Epigastric Pain series 4 RESIDENT COURSE Answer [ER Case 16]

Small bowel necrosis



CT findings of bowel necrosis are, 1) poor or absent enhancement of bowel wall on intravenously contrast-enhanced CT, 2) increased attenuation of bowel wall on non-contrast CT (hemorrhagic necrosis), 3) free air, 4) gas in portal vein or SMV, 5) pneumatosis (intramural gas), 6) wall thickening with or without target sign, 7) ascites, 8) thickening of peritoneum, mesentery or retroperitoneal fascia adjacent to bowel wall. Specificity is high in 1, 2 and 5.
There is ascites in Fig.1 and Fig.7 (reference mark). Dilated (>2.5cm) small intestine shows lack of contrast enhancement of the wall, or only slightly enhanced compared with rectum (R), sigmoid colon (S) of Fig. 6 and other small intestines (SB) of Fig.2 and Fig.3. Furthermore, there is the linear gas (white arrowheads) along the wall without forming niveau (air-fluid level) indicating pneumatosis (intramural gas) due to small bowel necrosis. Surgery revealed small bowel necrosis caused by strangulated small bowel obstruction with adhesion and torsion.

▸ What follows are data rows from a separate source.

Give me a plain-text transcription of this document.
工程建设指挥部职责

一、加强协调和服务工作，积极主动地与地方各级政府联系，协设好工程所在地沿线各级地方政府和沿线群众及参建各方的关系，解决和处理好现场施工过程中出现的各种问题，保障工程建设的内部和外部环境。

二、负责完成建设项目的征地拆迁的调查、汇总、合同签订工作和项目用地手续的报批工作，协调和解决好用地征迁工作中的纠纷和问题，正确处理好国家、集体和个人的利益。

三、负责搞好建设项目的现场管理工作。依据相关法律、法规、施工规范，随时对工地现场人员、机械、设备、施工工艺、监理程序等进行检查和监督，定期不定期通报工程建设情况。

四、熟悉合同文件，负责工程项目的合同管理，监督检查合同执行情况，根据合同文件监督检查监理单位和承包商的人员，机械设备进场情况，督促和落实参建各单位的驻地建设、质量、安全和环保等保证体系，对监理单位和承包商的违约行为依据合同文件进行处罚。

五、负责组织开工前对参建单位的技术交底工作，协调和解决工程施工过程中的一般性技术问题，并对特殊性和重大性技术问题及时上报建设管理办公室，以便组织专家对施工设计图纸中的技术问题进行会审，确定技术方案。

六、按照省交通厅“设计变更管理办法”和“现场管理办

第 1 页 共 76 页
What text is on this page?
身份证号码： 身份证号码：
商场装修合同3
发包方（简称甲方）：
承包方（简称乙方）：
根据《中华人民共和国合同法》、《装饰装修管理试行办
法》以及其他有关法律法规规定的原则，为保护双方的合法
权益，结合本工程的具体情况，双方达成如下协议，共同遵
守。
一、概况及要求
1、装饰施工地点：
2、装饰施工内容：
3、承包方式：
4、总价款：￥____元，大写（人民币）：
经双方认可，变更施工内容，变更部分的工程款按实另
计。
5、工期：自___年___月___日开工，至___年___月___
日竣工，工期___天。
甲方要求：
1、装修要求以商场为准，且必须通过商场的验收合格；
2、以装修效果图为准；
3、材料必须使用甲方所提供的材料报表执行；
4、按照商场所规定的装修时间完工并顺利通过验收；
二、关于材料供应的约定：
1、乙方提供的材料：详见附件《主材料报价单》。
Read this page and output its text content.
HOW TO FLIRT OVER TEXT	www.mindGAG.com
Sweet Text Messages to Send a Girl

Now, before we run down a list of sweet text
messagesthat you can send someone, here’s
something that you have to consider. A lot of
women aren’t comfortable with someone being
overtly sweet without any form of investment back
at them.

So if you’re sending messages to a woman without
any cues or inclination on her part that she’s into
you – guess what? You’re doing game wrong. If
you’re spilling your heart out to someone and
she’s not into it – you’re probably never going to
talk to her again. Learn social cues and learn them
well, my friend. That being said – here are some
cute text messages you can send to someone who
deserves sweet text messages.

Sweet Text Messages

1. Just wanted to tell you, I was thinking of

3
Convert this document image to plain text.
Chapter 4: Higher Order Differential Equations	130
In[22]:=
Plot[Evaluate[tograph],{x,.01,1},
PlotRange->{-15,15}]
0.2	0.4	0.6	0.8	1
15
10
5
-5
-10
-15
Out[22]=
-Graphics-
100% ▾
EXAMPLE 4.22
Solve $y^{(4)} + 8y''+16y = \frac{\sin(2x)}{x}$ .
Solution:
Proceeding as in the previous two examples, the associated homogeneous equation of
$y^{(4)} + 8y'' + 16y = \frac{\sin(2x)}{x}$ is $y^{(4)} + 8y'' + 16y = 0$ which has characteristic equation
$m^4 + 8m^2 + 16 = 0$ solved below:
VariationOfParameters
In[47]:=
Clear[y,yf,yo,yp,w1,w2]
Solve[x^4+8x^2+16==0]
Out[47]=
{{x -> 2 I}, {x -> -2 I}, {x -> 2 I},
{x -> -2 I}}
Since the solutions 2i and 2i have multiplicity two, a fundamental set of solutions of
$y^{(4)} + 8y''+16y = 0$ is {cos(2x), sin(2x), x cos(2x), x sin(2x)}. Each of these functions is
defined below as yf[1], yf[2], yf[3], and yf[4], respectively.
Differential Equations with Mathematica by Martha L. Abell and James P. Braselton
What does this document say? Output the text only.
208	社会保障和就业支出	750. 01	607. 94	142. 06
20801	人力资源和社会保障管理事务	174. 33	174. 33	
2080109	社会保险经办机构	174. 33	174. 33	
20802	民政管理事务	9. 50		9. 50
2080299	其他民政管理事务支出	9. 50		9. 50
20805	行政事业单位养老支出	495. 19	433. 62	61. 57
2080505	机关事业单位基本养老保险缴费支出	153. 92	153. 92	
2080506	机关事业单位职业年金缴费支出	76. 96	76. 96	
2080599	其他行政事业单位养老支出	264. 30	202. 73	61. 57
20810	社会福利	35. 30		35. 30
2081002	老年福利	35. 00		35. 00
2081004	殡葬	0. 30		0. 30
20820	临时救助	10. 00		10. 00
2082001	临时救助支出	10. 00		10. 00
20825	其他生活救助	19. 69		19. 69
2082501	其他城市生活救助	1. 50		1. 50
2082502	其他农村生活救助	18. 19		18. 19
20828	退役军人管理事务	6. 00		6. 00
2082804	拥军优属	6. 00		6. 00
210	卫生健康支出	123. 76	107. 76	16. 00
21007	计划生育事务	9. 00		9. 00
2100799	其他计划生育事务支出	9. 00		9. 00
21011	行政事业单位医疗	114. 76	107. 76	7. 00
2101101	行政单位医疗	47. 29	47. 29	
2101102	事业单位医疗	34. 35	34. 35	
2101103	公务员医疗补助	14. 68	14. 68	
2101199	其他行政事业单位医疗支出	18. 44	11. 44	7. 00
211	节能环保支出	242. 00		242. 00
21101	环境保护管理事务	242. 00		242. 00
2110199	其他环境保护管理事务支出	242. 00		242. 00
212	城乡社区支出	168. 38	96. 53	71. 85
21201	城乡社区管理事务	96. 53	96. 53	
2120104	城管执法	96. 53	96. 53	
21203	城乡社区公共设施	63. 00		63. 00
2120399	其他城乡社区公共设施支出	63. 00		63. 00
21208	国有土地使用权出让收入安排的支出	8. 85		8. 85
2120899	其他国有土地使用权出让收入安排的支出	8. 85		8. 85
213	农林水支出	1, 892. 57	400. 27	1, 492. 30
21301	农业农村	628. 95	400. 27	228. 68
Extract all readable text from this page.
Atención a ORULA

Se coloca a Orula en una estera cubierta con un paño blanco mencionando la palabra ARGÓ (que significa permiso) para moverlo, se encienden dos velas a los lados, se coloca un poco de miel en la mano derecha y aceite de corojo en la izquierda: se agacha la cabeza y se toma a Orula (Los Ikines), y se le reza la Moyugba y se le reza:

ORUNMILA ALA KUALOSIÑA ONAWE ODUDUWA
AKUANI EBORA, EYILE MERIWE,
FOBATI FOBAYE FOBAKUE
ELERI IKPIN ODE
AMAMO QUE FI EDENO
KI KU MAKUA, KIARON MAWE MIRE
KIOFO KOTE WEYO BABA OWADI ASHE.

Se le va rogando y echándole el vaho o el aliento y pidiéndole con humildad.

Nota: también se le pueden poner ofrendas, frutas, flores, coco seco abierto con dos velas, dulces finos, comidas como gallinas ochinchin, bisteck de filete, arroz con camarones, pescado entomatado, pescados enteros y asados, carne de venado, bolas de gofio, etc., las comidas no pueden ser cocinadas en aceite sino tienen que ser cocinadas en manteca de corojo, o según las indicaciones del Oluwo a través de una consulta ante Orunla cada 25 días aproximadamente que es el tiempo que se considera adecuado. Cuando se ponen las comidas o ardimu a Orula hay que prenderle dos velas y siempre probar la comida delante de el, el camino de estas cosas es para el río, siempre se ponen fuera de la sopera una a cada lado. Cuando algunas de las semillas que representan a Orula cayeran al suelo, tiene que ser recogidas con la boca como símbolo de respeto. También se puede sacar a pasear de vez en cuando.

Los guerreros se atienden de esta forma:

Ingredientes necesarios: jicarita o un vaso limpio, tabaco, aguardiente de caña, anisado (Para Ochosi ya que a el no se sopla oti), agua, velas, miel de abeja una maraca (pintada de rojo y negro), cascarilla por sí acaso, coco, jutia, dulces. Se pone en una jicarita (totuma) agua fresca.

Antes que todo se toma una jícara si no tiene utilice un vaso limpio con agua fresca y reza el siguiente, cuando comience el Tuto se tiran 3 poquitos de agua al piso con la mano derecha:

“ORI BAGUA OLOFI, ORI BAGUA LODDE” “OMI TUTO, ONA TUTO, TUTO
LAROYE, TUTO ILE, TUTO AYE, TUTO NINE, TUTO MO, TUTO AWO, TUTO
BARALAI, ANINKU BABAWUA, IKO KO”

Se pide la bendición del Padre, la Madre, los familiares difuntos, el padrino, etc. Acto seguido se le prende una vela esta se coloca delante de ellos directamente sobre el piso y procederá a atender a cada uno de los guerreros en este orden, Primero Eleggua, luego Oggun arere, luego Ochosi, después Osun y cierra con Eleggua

Reference case (pneumatosis of right colon): A 78-year-old male presented with abdominal pain and fullness after no bowel movement for 5 days.
This is the case which shows pneumatosis (intramural gas: white arrowhead) of dilated cecum and ascending colon on abdominal plain erect film, caused by obstructive transverse colon cancer. Cecum perforated 3 days later under NG tube decompression.